Asırların surlarını inancının aleviyle eriten, kilitlerini azmiyle açan ve engellerini imanıyla yıkan Türk milleti, bu haliyle esareti, bağımlılığı ve zorbalığı her devirde reddetmiştir. Ülkücü hareket işte böylesi yüksek bir iradenin ve kararlılığın temsilcisi ve emsalsiz tarafı olarak tarihe geçmiştir. Ülkücüler, toprağı vatan yapan şehit kanı, aynısıyla bir fikri kutsal dava olarak kabul ederek candan ve serden geçmeyi göze alan insanlık mucizeleridir.
Ülkücüler; Yatağından taşan coşkun ırmaklar gibi pisliklere, tortulara ve ideolojik kalıntılara her şeyleriyle mukabele etmişlerdir. Türk tarihinin mirasına, milletimizin devamlılığına haramın, ihanetin ve kötülüğün bulaşmaması için ibretlik bir duruş sergilemişlerdir. Kurşuna, bombaya, tuzağa ve her türlü saldırıya teslim olmamışlardır. Yeri gelmiş Yunus gibi gönüllere girmişler, yeri gelmiş mukaddesatları uğruna Yavuz olmaktan kaçınmamışlardır. Şöhret, servet ve kudret peşinde koşmamışlardır. Menfaat arayışında, çıkar beklentisinde bulunmamışladır. Türklüğün umudu, Türk milletinin aydınlık geleceği olmuşlardır. Boş yere şehit olmayıp, aldıkları emaneti yere düşürmemiş ve leke sürdürmemişlerdir.
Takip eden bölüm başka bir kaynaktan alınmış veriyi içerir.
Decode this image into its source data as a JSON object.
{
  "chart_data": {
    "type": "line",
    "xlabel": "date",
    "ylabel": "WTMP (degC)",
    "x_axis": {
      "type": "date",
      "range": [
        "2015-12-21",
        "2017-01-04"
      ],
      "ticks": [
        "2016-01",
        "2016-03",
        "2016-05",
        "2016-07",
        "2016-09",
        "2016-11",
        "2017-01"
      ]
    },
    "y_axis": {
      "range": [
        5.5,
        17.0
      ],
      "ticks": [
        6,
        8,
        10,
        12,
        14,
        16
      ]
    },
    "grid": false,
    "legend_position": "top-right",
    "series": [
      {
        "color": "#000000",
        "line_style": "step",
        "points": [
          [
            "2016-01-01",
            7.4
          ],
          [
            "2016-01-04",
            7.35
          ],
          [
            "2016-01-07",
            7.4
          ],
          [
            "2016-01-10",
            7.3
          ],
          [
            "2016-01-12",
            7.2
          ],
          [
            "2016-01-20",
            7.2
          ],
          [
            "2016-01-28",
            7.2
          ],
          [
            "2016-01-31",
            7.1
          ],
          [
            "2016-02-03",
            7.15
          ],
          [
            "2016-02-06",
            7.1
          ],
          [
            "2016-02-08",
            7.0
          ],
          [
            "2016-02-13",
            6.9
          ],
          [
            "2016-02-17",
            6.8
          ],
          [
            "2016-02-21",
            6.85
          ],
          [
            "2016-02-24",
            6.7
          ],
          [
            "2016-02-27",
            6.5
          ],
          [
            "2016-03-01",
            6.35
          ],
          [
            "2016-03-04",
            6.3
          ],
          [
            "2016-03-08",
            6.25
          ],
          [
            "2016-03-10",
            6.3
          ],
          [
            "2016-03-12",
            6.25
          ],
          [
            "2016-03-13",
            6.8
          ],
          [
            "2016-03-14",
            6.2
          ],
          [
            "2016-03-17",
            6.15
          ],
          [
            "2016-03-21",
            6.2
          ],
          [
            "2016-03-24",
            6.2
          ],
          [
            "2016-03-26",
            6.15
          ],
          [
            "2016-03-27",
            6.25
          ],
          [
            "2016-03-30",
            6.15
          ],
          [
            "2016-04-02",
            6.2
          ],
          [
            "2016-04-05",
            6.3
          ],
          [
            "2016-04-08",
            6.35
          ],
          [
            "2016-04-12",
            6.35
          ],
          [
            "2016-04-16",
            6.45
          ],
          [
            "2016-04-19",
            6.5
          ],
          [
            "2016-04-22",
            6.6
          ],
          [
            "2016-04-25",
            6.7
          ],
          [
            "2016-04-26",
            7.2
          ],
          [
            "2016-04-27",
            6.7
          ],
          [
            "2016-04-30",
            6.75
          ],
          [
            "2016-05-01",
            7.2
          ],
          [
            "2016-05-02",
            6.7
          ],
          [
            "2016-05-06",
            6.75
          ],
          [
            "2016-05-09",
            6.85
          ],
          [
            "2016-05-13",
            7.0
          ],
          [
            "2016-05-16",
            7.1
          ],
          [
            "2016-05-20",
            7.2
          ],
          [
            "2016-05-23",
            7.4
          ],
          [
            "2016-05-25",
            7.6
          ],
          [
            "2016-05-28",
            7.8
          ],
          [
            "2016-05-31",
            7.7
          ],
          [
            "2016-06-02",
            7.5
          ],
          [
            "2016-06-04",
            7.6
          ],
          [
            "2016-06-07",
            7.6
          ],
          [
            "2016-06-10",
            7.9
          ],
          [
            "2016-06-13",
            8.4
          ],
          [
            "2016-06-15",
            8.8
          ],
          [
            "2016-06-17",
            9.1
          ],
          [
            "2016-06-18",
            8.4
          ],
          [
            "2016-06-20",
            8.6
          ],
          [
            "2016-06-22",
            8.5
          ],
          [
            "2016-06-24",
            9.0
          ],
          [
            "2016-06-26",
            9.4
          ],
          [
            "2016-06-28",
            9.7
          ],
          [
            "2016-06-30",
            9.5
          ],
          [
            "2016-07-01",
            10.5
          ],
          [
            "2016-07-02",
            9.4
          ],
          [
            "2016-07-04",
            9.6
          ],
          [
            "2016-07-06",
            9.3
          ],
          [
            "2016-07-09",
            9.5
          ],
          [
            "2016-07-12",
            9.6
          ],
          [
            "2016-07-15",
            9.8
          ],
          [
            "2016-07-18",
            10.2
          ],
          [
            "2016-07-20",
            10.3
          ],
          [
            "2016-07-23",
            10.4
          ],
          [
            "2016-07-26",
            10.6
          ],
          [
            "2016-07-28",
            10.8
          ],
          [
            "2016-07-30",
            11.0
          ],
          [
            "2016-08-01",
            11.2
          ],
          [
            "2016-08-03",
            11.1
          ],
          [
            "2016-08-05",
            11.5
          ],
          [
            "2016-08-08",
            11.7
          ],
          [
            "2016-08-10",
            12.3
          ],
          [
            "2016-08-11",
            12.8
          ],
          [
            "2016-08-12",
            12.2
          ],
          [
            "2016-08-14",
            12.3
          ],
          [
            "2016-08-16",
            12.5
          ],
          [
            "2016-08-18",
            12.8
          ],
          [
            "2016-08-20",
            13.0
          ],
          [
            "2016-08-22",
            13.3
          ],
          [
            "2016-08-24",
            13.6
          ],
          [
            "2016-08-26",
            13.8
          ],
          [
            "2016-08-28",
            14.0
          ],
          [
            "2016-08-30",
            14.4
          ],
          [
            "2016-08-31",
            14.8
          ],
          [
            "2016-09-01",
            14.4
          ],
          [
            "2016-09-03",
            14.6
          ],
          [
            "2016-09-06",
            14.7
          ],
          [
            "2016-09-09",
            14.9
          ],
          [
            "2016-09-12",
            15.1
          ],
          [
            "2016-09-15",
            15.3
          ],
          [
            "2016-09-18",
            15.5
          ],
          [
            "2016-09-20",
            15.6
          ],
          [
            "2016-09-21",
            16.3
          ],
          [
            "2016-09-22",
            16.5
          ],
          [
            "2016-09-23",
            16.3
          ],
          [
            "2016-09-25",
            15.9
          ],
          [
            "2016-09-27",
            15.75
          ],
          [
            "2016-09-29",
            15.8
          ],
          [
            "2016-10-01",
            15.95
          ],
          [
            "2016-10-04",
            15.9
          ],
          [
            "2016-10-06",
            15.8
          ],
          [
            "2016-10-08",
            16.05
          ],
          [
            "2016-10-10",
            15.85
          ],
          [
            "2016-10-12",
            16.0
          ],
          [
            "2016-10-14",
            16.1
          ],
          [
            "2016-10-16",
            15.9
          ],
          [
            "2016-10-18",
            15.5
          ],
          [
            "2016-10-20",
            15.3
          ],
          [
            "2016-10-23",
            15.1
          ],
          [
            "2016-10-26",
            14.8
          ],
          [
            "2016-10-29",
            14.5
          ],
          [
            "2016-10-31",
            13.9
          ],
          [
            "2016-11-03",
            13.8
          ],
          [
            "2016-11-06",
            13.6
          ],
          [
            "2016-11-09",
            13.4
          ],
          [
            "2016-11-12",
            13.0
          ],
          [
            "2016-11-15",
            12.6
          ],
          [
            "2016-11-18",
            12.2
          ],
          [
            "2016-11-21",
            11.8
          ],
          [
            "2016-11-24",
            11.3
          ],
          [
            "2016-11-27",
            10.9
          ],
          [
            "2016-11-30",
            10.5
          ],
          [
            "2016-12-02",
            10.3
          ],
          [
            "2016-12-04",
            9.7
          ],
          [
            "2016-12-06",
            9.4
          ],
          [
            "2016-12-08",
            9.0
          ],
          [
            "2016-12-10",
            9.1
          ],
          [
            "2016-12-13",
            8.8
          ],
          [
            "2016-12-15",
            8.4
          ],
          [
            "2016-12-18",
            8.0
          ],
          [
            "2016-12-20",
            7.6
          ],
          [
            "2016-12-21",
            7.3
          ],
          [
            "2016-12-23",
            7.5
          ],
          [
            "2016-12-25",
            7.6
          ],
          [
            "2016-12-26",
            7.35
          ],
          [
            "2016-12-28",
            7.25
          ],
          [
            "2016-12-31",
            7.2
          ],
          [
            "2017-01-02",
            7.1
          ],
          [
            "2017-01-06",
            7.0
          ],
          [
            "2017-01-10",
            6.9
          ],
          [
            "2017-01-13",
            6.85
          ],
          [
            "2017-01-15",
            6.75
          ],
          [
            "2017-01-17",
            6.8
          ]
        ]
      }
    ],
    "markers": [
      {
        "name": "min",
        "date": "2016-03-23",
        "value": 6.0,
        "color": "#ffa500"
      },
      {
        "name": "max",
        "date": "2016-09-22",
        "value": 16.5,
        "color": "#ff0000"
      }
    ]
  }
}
Milletimizin sahip olduğu, bütün milli ve manevi değerlerinin tahrip edildiği, yozlaşma ve çürümenin alabildiğine tırmandığı günümüzde Bu vatan için vatan toprağına düşmüş Ülkücü şehitlerimizin yüksek ahlak ve erdemine her zamankinden daha çok ihtiyacımız olduğu bir gerçektir. Onlar bizim yeminimiz, rehberimiz, dava arkadaşımız ve mana aleminde de olsa çetin yolları aşan fazilet timsallerimizdir.
Birileri bu aziz şehitlerimizi unutsa da biz unutmayacağız. Şehitlerimiz üzerinden rant elde eden çetelere karşıda mücadelemiz devam edecektir. Onlar birileri için değil, bu millet, bu vatan ve inandıkları davaları uğruna şahit düşmüşlerdir. Kendilerini minnet ve şükranla anarken davalarının takipçisi olmaya devam edeceğiz. Ruhları Şad, mekanları cennet olsun.